An Israeli hiker has found a Roman coin that is almost 2,000 years old and only the second of its kind found in the world, authorities say.
The coin, from 107 AD, bears the image of Emperor Augustus but was minted by Emperor Trajan.
The only other example of such a coin is held in the British Museum.
The hiker, Laurie Rimon, will be awarded a certificate of appreciation for good citizenship, Israel’s antiquities authority says.
Ms Rimon, a member of the Kefar Blum kibbutz, was hiking with friends in the eastern Galilee when she discovered a shiny object in the grass.
The group’s guide then contacted the Israel Antiquities Authority (IAA), who arrived within two hours.
Ms Rimon then handed over the find, but said “it was not easy parting with the coin”.
“After all, it is not every day one discovers such an amazing object, but I hope I will see it displayed in a museum in the near future,” she said.

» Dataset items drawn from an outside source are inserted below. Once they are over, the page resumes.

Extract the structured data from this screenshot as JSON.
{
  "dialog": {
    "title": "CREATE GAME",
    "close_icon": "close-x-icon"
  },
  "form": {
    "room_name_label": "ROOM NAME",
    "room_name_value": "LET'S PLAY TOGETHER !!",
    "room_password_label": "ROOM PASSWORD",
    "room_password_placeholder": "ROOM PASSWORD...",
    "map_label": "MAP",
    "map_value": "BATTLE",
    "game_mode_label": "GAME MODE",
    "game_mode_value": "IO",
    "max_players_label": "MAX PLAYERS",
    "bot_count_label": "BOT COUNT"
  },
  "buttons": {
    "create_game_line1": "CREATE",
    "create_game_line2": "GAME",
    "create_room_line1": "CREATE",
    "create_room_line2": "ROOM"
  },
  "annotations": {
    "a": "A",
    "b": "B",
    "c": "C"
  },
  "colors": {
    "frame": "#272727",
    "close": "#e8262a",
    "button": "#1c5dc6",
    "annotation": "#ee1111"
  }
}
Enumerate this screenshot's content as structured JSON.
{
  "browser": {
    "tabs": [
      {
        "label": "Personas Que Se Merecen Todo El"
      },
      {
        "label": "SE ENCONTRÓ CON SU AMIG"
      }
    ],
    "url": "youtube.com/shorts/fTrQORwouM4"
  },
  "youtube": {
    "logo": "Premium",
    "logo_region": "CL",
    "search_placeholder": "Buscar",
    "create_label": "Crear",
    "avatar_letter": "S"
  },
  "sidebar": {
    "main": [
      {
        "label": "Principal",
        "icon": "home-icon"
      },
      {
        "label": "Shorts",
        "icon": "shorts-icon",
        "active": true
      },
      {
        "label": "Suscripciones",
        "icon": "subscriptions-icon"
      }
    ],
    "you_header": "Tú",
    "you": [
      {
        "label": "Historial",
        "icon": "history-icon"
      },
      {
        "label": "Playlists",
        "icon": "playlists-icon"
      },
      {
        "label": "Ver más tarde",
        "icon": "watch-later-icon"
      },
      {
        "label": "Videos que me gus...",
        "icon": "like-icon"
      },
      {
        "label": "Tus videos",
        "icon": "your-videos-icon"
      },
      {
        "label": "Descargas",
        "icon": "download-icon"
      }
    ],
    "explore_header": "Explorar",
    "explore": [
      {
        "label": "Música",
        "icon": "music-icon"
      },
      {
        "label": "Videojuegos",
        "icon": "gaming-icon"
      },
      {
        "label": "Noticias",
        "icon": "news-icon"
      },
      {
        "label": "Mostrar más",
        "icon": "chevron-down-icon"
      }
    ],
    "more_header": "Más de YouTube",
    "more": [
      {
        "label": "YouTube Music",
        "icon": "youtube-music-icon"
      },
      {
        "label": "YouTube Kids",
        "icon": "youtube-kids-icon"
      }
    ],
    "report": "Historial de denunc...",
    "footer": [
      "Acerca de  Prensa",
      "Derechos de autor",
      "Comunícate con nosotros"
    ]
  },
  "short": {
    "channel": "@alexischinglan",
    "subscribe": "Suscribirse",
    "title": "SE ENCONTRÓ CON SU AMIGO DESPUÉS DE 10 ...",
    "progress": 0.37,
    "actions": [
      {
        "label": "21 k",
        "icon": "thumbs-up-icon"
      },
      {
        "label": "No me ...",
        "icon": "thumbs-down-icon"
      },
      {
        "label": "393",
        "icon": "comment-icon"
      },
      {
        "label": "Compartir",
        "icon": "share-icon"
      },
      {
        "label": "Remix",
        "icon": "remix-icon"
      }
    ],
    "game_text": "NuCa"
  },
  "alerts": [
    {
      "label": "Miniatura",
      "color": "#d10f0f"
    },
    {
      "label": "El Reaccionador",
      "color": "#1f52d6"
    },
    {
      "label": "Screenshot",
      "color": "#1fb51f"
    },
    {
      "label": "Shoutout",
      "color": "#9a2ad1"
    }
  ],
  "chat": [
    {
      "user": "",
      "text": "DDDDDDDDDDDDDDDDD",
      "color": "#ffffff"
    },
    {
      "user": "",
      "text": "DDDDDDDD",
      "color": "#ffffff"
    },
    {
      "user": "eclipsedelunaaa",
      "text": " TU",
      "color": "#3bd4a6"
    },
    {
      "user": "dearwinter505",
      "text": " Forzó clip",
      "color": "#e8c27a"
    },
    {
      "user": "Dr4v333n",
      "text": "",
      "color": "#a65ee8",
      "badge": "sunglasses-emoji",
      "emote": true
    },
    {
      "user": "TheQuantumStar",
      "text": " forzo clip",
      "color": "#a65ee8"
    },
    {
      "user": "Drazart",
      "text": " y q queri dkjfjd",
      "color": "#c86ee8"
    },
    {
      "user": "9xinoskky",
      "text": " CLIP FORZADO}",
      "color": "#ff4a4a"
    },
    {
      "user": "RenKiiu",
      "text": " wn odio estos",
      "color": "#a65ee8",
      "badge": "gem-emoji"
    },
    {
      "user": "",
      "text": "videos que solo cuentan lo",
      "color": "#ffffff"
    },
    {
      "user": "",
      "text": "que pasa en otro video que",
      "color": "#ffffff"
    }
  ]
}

Danny Syon, a senior coin expert at the IAA, said the relic was “rare on a global level”.
It was, he said, “part of a series of nostalgic coins that Emperor Trajan minted and dedicated to the Roman emperors that ruled before him”.
The IAA said the recently unearthed coin was “the identical twin brother” to the one kept at the British Museum in London.
The authority said members of the public would be able to enjoy the rare find “soon”.